I just paused the composition of this latest newsletter, and I apologise for the lack of posts in the last ten days, but it’s been full on and today I’ll be posting more than once on here, to speak to Future Me, the café’s octogenarian regular. FM was meant to be travelling to Westminster to see the Queen lying in state. He’s been around so long that he went to see Churchill’s coffin in ’65 but these days, I think he’s just a bit younger than my aunt though he looks considerably older, he doesn’t think he’ll have the stamina to go to Westminster. He tells me that the woman in the local pub who was organising for the bar’s regulars to travel to Westminster today has told him that it’s taking around 10 hours for people to actually file past the coffin. A personal view is that for 2022, this is a very curious pilgrimage. As a lifelong Republican with a deep aversion to forelock tugging and the honours system, I’m just keeping my head down during this period which feels uncomfortably 1997ish, albeit not as big. I get we are living through history but it’s also 2022. Andrew Rawnsley, writing in The Observer, while lauding the deceased monarch for her long service, which I acknowledge, still managed to capture how I feel about the Royals, saying that he was writing as ‘someone who finds a hereditary head of state intellectually indefensible’.

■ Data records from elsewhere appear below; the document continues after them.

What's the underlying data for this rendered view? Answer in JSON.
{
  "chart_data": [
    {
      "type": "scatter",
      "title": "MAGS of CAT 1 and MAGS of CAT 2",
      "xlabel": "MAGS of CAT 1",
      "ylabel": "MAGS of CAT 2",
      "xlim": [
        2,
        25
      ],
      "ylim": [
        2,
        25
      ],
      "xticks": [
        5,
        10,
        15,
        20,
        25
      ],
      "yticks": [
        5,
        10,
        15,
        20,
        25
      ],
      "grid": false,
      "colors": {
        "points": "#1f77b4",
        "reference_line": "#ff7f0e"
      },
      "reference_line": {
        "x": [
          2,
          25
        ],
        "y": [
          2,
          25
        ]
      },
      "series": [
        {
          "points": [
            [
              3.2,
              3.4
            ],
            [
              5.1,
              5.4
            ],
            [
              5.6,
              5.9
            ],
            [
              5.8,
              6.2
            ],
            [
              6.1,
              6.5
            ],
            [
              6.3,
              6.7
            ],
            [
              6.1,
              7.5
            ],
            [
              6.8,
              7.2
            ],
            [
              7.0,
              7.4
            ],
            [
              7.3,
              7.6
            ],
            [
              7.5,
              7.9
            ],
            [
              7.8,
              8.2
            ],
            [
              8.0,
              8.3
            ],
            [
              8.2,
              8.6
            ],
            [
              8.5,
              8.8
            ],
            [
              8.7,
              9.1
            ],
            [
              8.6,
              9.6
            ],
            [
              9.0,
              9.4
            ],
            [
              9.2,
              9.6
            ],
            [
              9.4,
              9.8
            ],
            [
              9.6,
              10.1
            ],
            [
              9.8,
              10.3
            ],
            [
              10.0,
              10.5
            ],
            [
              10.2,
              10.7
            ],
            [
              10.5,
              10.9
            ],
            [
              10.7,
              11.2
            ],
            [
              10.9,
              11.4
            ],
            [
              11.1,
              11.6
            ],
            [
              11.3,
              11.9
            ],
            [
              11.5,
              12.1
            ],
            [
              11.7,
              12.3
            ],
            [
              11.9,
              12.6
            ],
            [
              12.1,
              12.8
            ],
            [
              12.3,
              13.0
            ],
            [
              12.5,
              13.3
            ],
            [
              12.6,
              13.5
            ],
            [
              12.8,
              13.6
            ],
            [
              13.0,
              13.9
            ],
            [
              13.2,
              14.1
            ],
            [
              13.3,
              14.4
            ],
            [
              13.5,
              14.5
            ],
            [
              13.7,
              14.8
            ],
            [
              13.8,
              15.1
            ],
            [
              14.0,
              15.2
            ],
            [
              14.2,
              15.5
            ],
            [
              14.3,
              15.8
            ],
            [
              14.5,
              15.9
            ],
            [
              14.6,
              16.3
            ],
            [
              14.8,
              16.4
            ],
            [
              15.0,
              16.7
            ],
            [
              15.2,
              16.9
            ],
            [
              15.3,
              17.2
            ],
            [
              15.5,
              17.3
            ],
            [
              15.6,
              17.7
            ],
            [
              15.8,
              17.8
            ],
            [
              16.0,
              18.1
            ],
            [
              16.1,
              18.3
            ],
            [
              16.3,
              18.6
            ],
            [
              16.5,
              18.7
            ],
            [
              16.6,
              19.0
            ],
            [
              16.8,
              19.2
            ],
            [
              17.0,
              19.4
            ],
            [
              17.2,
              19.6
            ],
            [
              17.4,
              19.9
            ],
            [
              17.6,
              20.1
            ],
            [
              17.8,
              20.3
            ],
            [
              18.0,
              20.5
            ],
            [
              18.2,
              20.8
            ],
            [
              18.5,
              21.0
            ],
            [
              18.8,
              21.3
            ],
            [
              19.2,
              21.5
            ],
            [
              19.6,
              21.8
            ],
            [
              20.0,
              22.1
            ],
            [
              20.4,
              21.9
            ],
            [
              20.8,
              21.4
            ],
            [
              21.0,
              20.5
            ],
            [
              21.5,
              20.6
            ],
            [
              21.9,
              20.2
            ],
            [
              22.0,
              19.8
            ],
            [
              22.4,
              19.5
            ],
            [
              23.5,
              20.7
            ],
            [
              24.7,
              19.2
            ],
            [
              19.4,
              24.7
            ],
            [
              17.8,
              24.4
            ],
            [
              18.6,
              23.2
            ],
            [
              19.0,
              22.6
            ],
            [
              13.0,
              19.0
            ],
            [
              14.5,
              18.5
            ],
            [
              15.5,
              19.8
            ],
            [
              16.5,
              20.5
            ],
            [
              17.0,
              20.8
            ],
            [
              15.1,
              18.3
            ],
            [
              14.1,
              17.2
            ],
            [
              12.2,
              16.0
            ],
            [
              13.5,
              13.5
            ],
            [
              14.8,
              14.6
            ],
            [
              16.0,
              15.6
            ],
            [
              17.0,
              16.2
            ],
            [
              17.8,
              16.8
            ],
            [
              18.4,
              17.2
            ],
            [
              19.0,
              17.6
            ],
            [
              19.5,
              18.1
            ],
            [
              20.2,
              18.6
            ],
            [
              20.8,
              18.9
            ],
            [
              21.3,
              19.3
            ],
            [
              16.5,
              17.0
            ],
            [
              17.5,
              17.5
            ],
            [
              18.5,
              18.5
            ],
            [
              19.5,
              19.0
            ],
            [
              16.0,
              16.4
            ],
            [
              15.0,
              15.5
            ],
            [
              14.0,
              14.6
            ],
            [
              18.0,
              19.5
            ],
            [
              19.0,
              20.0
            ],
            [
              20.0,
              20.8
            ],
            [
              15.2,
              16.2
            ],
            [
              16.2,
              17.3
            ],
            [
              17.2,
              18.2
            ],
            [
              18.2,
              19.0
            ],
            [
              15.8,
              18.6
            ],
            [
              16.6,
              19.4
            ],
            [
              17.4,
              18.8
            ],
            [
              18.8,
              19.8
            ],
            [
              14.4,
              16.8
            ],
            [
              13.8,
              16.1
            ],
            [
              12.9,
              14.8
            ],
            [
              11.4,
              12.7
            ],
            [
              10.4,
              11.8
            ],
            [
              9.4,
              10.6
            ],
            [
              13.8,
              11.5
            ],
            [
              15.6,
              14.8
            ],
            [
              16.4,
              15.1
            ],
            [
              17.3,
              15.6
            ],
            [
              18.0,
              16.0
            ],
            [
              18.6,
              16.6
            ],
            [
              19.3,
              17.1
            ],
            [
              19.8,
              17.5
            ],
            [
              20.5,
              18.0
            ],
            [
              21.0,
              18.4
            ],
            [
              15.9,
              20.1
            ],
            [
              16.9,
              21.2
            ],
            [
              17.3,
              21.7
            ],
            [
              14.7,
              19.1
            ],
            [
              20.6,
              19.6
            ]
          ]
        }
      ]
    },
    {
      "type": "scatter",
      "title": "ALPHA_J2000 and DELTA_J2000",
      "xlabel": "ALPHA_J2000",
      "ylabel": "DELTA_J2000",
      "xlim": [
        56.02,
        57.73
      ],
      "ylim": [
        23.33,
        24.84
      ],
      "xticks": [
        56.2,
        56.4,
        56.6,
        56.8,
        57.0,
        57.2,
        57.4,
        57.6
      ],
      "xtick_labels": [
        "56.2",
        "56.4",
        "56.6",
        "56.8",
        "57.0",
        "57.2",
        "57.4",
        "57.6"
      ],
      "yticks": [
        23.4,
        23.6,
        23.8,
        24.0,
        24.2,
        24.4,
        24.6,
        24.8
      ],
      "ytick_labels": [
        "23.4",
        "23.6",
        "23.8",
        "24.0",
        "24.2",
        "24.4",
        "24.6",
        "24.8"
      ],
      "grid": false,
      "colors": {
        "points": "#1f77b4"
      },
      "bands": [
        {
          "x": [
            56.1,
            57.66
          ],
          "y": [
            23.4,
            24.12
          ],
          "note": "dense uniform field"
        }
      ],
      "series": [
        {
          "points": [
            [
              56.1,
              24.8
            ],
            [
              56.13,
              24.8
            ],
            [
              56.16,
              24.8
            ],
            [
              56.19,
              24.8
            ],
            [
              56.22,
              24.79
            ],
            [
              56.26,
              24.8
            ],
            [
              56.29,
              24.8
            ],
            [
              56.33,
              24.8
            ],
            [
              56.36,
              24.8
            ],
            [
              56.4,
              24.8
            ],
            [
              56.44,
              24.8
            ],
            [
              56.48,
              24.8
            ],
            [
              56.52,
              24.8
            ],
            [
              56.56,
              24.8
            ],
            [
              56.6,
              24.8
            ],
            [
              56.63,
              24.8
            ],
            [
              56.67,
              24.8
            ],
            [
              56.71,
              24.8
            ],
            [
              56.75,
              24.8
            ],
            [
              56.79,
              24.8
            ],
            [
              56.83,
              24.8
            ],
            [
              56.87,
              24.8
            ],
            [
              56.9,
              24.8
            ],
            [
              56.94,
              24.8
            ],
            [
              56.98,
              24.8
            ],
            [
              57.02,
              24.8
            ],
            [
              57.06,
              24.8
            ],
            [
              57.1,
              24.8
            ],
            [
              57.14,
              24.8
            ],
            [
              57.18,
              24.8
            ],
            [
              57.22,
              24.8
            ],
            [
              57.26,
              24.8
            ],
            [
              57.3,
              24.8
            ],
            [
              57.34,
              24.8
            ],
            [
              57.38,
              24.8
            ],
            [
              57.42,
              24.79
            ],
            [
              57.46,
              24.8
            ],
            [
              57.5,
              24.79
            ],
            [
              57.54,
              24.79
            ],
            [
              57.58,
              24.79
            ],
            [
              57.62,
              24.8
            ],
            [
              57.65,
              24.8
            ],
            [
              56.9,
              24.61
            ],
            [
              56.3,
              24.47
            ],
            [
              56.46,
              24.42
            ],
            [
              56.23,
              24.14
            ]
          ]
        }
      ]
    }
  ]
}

My big concern is we’re now into the fourth Tory Government of the last 12 years and this lot will rival the last shower for mediocrity and underhanded manoeuvres, and the energy crisis has been off the headlines for the last week now at a very critical stage. This isn’t good. I’m already feeling the cold in my current flat with its high ceilings, desired by many but not me because it makes it even harder to heat the flat. Last night I slept in tracksuit bottoms and two tops, which for mid-September, even by my standards, is unusual.
Fun fact: I haven’t had a kebab for three years now, despite living right opposite one of south London’s finest kebab houses.
Those last two lines have been written just as Johnny Hates Jazz ‘Turn Back the Clock’ has come on in the café. I think this track was released in late ’87. While 80s music has a deservedly great reputation, I thought from the summer of ’87 to the end of that decade, until the brief rise of Madchester in late ’89, there was a real dip in the quality of music.
Anyway, I’m going to crack on with things this morning. There’s a woman over to my right, sat at the table I’ve normally occupied in recent weeks, a single two-seater which I’ve grown to like because Phil Collins, the waitress, will always come along and push another table next to it to give me the chance to spread out with my work (always appreciated). This woman had finished her latte when I arrived here just after 9:30hrs this morning. She hasn’t ordered anything since. This is beyond any elite-level hot beverage nursing I’ve pulled off in here over the years. A remarkable spectacle.